Another problem soon arose. A section of Rift Valley politicians convened a public rally where they made what they called ‘Nandi Declaration’ and said ‘outsiders’ would not be allowed to live or own property in the Rift Valley.
Moi publicly disagreed and said the so-called Nandi Declaration and its intentions would be bad for the “continued existence and prosperity of the Republic of Kenya.”
Moi continued as a humble deputy but an advisor to his boss. The former head of PCEA Reverend John Gatu told me that on many occasions Mzee Kenyatta would call his No. 2 for a private meeting and ask him what he thought of this and that.

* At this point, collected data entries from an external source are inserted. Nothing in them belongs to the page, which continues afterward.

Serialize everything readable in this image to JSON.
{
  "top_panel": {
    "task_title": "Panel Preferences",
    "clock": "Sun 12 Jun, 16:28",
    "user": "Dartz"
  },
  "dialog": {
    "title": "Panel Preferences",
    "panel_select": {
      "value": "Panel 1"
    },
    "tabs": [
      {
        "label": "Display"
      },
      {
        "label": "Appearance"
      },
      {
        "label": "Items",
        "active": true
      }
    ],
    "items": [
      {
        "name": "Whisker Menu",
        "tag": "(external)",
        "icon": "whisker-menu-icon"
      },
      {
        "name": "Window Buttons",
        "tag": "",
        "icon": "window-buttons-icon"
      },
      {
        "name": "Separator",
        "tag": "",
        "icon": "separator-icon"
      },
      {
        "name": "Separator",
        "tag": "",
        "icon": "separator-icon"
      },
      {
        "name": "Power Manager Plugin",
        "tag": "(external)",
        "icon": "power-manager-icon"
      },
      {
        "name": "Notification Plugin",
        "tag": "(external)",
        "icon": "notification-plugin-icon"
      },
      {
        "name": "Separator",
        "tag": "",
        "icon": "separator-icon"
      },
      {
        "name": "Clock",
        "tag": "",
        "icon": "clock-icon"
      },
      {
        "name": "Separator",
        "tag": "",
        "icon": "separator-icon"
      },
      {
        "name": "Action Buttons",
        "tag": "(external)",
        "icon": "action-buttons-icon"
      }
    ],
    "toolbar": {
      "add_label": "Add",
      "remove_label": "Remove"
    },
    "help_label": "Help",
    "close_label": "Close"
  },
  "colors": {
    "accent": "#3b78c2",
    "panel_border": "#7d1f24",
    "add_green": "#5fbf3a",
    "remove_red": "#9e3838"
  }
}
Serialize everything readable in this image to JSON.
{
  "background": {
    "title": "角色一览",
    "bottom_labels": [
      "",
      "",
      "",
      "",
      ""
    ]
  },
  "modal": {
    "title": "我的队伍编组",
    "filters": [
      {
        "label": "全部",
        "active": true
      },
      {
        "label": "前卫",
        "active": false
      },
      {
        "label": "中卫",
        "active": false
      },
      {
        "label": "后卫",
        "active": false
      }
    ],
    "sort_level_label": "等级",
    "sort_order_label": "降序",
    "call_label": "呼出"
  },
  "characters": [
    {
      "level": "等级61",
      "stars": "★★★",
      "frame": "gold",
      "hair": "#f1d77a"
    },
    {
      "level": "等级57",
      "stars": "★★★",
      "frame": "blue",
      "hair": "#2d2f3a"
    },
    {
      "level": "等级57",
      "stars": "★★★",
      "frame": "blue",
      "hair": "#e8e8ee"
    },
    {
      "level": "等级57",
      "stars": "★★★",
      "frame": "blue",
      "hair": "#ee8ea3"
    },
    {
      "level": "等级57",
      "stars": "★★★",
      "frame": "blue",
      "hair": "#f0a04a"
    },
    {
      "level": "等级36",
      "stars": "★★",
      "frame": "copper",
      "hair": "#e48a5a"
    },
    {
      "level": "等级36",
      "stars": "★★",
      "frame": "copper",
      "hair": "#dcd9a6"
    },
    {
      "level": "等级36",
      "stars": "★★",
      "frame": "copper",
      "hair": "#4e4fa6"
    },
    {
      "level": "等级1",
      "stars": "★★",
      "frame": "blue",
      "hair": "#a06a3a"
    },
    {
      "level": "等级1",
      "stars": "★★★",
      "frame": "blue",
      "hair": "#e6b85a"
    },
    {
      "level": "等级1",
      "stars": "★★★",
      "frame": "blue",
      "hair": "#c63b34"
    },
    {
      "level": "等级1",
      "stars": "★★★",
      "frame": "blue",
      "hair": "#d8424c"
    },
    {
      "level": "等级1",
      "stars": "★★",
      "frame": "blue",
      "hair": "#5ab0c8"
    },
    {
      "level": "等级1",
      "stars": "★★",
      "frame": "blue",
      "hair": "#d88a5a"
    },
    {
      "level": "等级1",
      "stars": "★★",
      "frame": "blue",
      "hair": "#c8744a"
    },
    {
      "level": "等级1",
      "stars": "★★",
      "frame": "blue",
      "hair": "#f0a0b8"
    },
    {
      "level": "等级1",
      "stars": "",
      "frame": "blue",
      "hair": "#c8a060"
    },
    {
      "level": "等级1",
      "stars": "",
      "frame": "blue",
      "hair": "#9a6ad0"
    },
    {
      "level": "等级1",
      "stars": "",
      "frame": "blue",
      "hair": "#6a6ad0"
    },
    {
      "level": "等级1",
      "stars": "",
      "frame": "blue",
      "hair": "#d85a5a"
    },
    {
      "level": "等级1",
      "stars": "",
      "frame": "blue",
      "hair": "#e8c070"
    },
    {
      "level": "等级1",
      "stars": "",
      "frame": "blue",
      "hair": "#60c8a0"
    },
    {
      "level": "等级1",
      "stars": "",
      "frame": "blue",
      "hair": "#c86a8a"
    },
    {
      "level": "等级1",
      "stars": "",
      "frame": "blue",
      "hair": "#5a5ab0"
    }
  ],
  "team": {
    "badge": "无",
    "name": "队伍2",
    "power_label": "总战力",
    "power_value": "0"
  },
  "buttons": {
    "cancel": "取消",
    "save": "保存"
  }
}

Rev Gatu told me that caused great resentment in Mzee Kenyatta’s inner court and was the reason why they organised a constitutional amendment two years before Mzee Kenyatta’s death purposely to block Moi from succeeding his boss. Once Mzee Kenyatta got briefed on the matter, Rev Gatu told me, he convened a Cabinet meeting at Nakuru State House after which he instructed his No. 2 and the Attorney General to scuttle what was called the ‘Change-the-Constitution Group’.
Finally, Jaramogi’s ‘giraffe’ made it to State House in 1978 after faithfully and humbly working as key enabler to his boss agenda. When elected for his last term as President, Moi did what he thought was best for Kenya and indeed, is best-practice management style–he began to head-hunt for a successor. His thought was to get the opposition to work with, not against the government. So he talked to Raila, then in the opposition, and convinced him to cooperate and finally merge with Kanu.
But in the same succession plan–and which I have confirmed with celebrated administrator and insider of Moi government, Joseph Kaguthi, Moi first wanted Uhuru Kenyatta to be President and Raila to follow him.
Moi’s plan didn’t work out as he had intended. Intelligence reports told Moi his plan wouldn’t work that time.
Moi was fully briefed and accepted intelligence reports. He visited Washington where he assured our key development partner that he would hand over to whoever won the 2002 poll.
On his return home he visited opposition leaders Mwai Kibaki and Michael Wamalwa who were recuperating in a London Hospital and told them he, to quote his words as told to me by the aide-de-camp with him on that day at Wellington Hospital, “had no problem with them winning the election that time and whished them well.”
But the vision lived on and Uhuru was elected President in 2013. Ten years later, maybe or likely Raila will be the fifth president of Kenya.